Lawmakers call for protections to voters’ rights on anniversary of John Lewis’ death
Many gathered around the nation and throughout New York City Saturday to mark one year since the death of since civil rights icon John Lewis.
At the National Action Network in Harlem Saturday morning, elected officials called on lawmakers to pass legislation to protect voting rights that Lewis marched to protect.
"The way to make sure we memorialize him is to pass the voting rights bills that is in our Congress," said Rev. Al Sharpton.
Rep. Yvette Clarke highlighted the 80-year-old public servant's activism.
"And that brother walked through the dungeons, where you could still smell the death of our people," Clarke said.
The late Lewis' presence was in the air as many joined together on Zoom at the Good Trouble Vigil for Democracy to remember the late congressman.
"Not only does he talk about bridges but he walks on bridges and so we know we crossed over but there are future bridges ahead of us," said faith leader Dr. Robert Waterman.
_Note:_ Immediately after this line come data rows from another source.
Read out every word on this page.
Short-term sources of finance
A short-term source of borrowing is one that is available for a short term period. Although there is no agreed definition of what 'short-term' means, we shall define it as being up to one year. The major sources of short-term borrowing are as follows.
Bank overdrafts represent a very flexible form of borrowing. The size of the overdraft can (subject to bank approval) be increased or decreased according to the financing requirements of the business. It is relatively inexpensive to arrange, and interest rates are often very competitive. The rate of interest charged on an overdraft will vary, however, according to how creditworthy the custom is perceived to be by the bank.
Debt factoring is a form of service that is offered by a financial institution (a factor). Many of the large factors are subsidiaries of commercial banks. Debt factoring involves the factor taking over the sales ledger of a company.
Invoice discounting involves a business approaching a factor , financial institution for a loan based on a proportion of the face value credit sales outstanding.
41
The John Lewis Mobalization organized the event and highlighted the legislation many have called for.
"We need to do whatever possible to make it easier for people to vote, and so I'm committed to passing this piece of legislation," said Sen. John Liu
"They need to know that they have the right to vote but why they need to vote" State Assemblymember Stefani Zinerman.
Legislation from For the People Act to the John Lewis Voting Rights Advancement Act that would federally protect voters across the fifty states and would minimize voter suppression.
Lewis is best known for marching and organizing in Selma, Alabama alongside Dr. Martin Luther King Jr. in 1965.